Current automated immunoassays vary significantly in many aspects of their design. This study sought to establish if the theoretical advantages and disadvantages associated with different design formats of automated 25-hydroxyvitamin D (25-OHD) assays are translated into variations in assay performance in practice. 25-OHD was measured in 1236 samples using automated assays from Abbott, DiaSorin, Roche and Siemens. A subset of 362 samples had up to three liquid chromatography-tandem mass spectrometry 25-OHD analyses performed. 25-OHD recovery, dilution recovery, human anti-animal antibody (HAAA) interference, 3-epi-25-OHD cross-reactivity and precision of the automated assays were evaluated. The assay that combined release of 25-OHD with analyte capture in a single step showed the most accurate 25-OHD recovery and the best dilution recovery. The use of vitamin D binding protein (DBP) as the capture moiety was associated with 25-OHD under-recovery, a trend consistent with 3-epi-25-OHD cross-reactivity and immunity to HAAA interference. Assays using animal-derived antibodies did not show 3-epi-25-OHD cross-reactivity but were variably susceptible to HAAA interference.

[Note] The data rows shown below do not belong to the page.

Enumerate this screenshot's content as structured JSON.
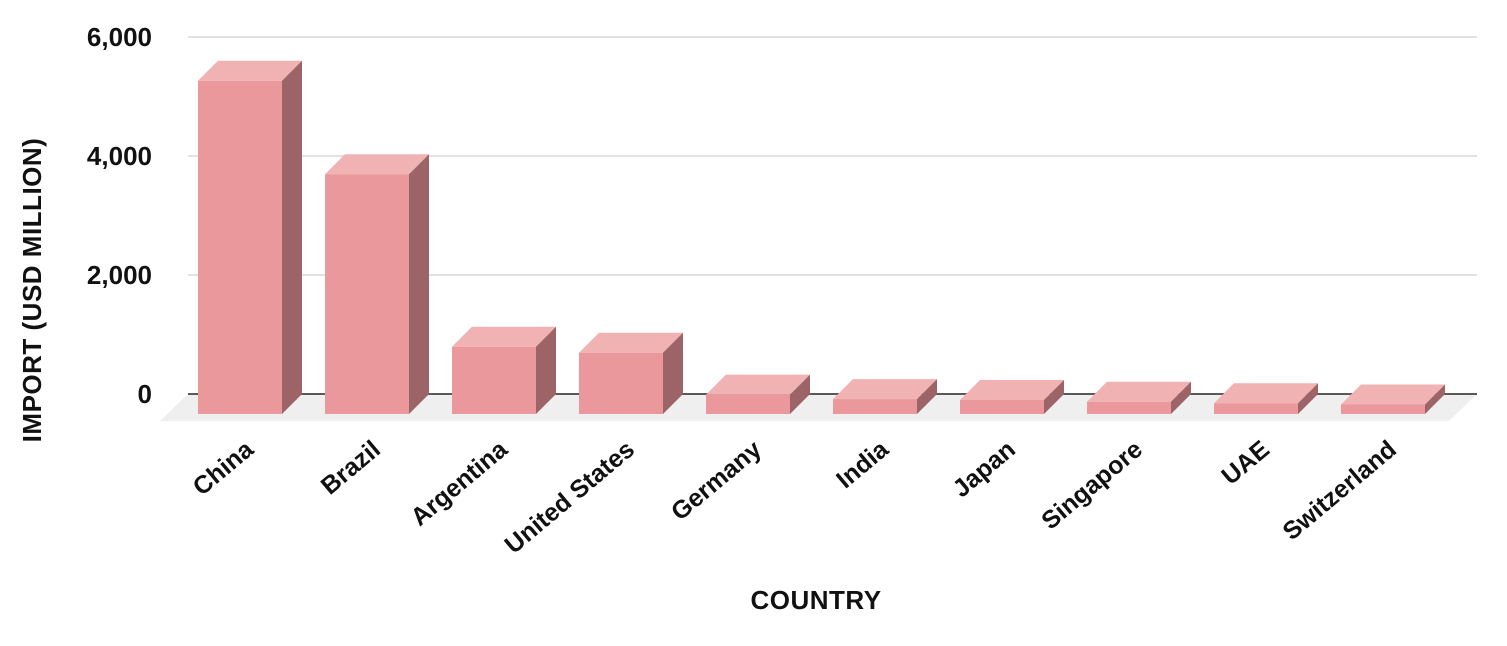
{
  "chart_data": {
    "type": "bar",
    "variant": "3d-column",
    "title": "",
    "xlabel": "COUNTRY",
    "ylabel": "IMPORT (USD MILLION)",
    "categories": [
      "China",
      "Brazil",
      "Argentina",
      "United States",
      "Germany",
      "India",
      "Japan",
      "Singapore",
      "UAE",
      "Switzerland"
    ],
    "values": [
      5600,
      4030,
      1130,
      1030,
      325,
      250,
      235,
      205,
      180,
      160
    ],
    "ylim": [
      0,
      6000
    ],
    "ytick_values": [
      0,
      2000,
      4000,
      6000
    ],
    "ytick_labels": [
      "0",
      "2,000",
      "4,000",
      "6,000"
    ],
    "grid": true,
    "legend": false,
    "category_label_rotation_deg": -40,
    "colors": {
      "bar_front": "#EA989B",
      "bar_top": "#F1B2B4",
      "bar_side": "#9C6466",
      "floor": "#EFEFEF",
      "gridline": "#D9D9D9",
      "axis_line": "#595959",
      "text": "#111111",
      "background": "#FFFFFF"
    }
  }
}
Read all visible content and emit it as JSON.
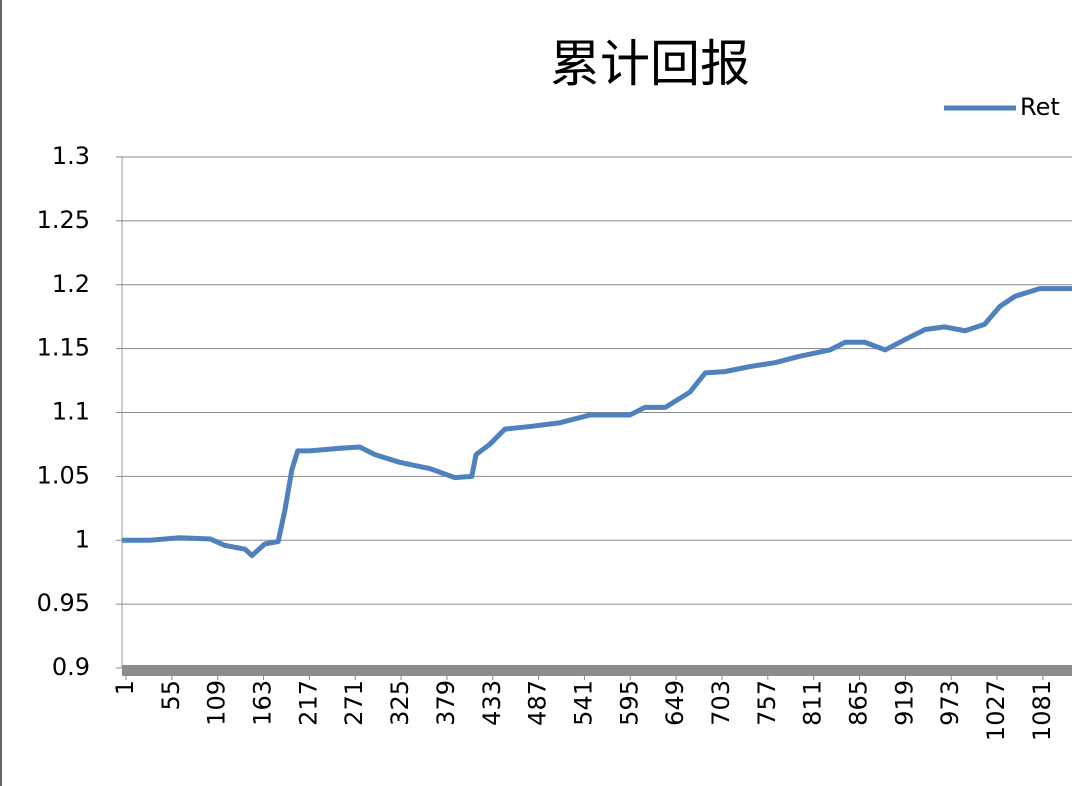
{
  "chart_data": {
    "type": "line",
    "title": "累计回报",
    "x": [
      1,
      34,
      69,
      105,
      122,
      146,
      154,
      169,
      185,
      193,
      201,
      208,
      222,
      258,
      281,
      299,
      328,
      364,
      393,
      413,
      418,
      434,
      452,
      481,
      517,
      552,
      599,
      617,
      641,
      670,
      688,
      711,
      741,
      770,
      799,
      835,
      853,
      876,
      900,
      923,
      947,
      970,
      994,
      1017,
      1035,
      1053,
      1082,
      1120
    ],
    "series": [
      {
        "name": "Ret",
        "color": "#4f81bd",
        "values": [
          1.0,
          1.0,
          1.002,
          1.001,
          0.996,
          0.993,
          0.988,
          0.997,
          0.999,
          1.024,
          1.055,
          1.07,
          1.07,
          1.072,
          1.073,
          1.067,
          1.061,
          1.056,
          1.049,
          1.05,
          1.067,
          1.075,
          1.087,
          1.089,
          1.092,
          1.098,
          1.098,
          1.104,
          1.104,
          1.116,
          1.131,
          1.132,
          1.136,
          1.139,
          1.144,
          1.149,
          1.155,
          1.155,
          1.149,
          1.157,
          1.165,
          1.167,
          1.164,
          1.169,
          1.183,
          1.191,
          1.197,
          1.197
        ]
      }
    ],
    "xlim": [
      1,
      1120
    ],
    "xticks": [
      1,
      55,
      109,
      163,
      217,
      271,
      325,
      379,
      433,
      487,
      541,
      595,
      649,
      703,
      757,
      811,
      865,
      919,
      973,
      1027,
      1081
    ],
    "ylim": [
      0.9,
      1.3
    ],
    "yticks": [
      0.9,
      0.95,
      1,
      1.05,
      1.1,
      1.15,
      1.2,
      1.25,
      1.3
    ],
    "grid": true,
    "legend": "top-right"
  }
}
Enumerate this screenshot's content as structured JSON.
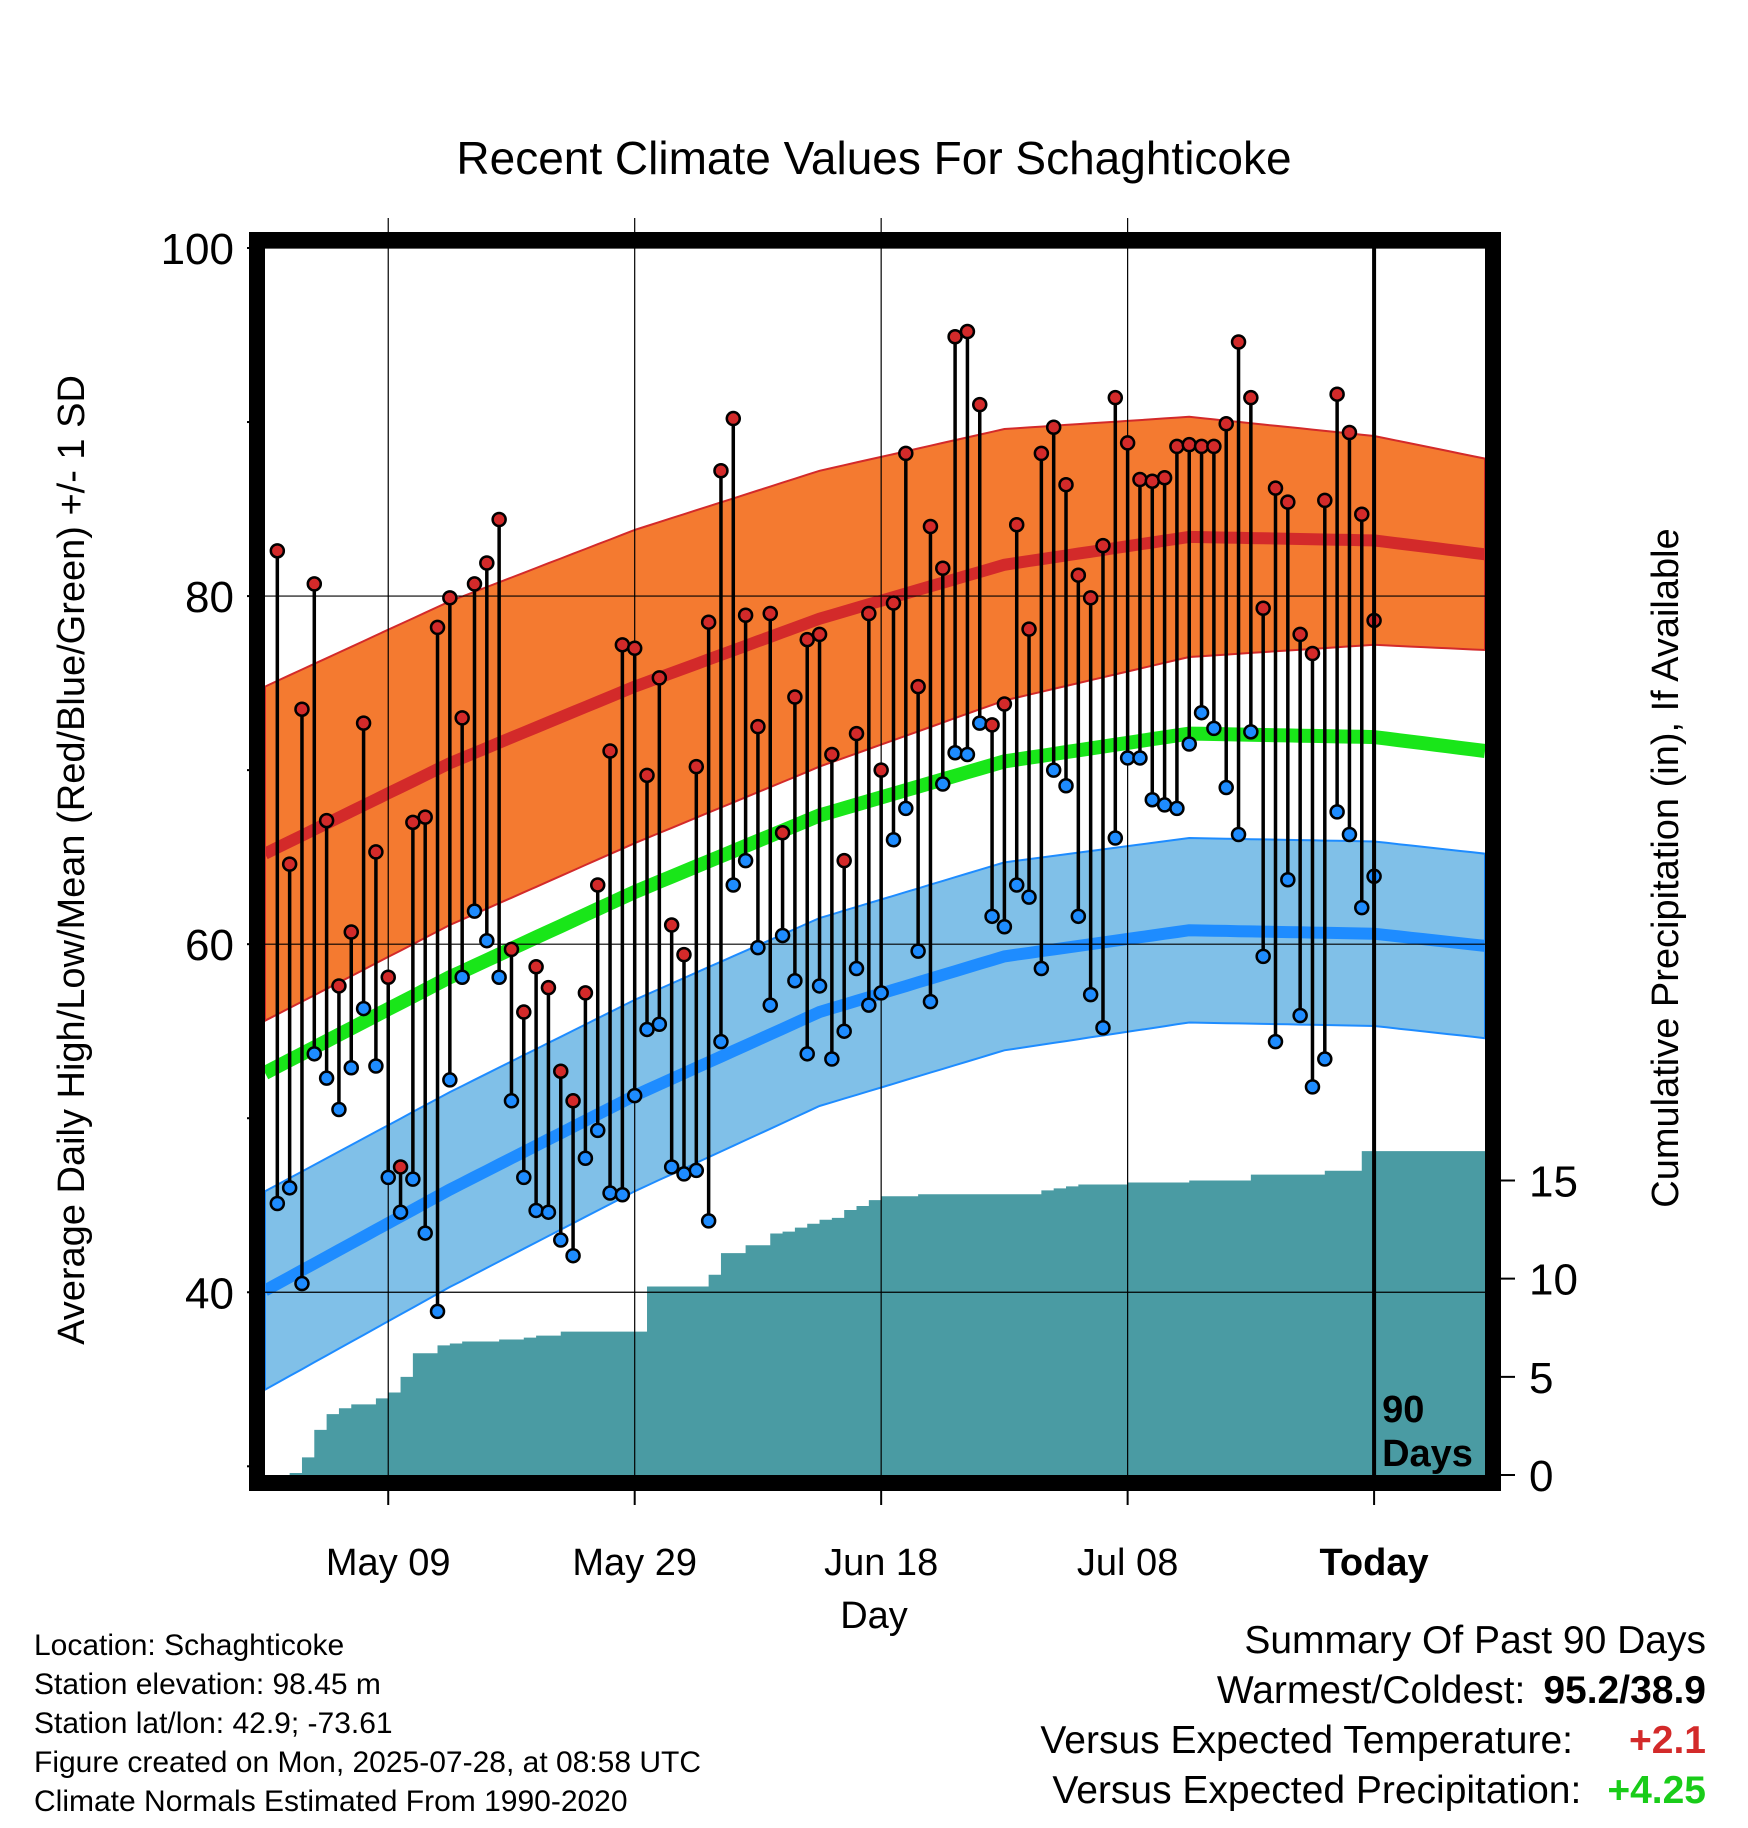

Not combining 25-OHD release and capture in one step and use of biotin-streptavidin interaction for solid phase separation were features of the assays with inferior accuracy for diluted samples. The assays that used a backfill assay format showed the best precision at high concentrations but this design did not guarantee precision at low 25-OHD concentrations. Variations in design among automated 25-OHD assays influence their performance characteristics. Consideration of the details of assay design is therefore important when selecting and validating new assays.